The best flashcard game in my classroom was always the quietest one. The child read a card, hid the card under a small toy, and read the card again when the toy “found” the word. The game gave the child repetition without the adult saying, “Again,” every ten seconds.

When to move on, pause, or ask for help
A child is ready for the next small set when the child reads most current cards across several days, in more than one place, and without heavy prompting. NAEYC guidance supports flexible pacing because young children develop unevenly across language, attention, motor control, and confidence. A child who reads three words happily is building a better foundation than a child who cries through twenty cards.

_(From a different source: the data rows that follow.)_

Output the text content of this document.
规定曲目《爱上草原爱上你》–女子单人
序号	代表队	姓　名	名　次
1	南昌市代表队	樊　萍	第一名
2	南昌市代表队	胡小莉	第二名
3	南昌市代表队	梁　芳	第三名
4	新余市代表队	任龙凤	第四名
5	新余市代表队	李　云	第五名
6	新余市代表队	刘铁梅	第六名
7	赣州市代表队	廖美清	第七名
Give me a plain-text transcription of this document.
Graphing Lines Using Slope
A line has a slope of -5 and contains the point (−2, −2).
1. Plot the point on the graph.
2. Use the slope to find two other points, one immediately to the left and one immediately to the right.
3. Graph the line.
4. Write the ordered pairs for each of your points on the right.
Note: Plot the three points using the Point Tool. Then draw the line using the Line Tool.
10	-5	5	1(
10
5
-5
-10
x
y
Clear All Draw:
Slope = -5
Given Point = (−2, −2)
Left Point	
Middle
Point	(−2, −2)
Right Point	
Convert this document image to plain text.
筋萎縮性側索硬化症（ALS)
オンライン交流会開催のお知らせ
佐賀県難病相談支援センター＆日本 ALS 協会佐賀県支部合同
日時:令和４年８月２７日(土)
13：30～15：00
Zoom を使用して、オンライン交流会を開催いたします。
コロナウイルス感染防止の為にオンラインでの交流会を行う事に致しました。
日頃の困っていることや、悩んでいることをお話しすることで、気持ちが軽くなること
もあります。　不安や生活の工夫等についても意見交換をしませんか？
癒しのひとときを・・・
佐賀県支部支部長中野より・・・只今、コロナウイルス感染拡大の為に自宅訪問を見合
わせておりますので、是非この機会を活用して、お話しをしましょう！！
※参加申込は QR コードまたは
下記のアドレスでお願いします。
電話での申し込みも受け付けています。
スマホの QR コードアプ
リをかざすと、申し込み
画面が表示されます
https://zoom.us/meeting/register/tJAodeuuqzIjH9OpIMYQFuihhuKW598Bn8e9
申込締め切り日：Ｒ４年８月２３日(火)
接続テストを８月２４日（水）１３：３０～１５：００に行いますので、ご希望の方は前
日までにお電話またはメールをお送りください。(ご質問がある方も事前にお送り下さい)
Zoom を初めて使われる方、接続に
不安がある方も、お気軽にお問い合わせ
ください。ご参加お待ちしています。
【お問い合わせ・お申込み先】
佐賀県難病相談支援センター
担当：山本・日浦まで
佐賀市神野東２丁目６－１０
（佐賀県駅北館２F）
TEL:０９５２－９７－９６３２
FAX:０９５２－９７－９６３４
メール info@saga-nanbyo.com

A pause is wise when the child starts guessing wildly, rubbing eyes, sliding off the chair, or refusing before the routine begins. Occupational-therapy classroom practice often uses a simple body check first, because hunger, fatigue, wiggly muscles, or a poor pencil grip can look like reading resistance. A movement break, a snack, or a switch to floor reading may solve the problem faster than another reminder to focus.
A professional check can help when a five- to seven-year-old has had steady exposure to letters and books but still cannot remember a few common words, hear beginning sounds, or recognize the child’s own name in print. A speech-language pathologist, reading specialist, occupational therapist, or pediatrician can help sort out language, vision, hearing, attention, or motor concerns. Families planning ahead can compare preschool practice with the full kindergarten sight words list when the child is ready for a larger bank of words.
Preschool sight words do not need to take over the day. Five cards, two minutes, one warm adult voice, and plenty of story time will carry most young readers farther than a long drill ever will. Keep the list nearby, use printables when prep time is thin, and let the child end practice feeling like reading is something worth coming back to tomorrow.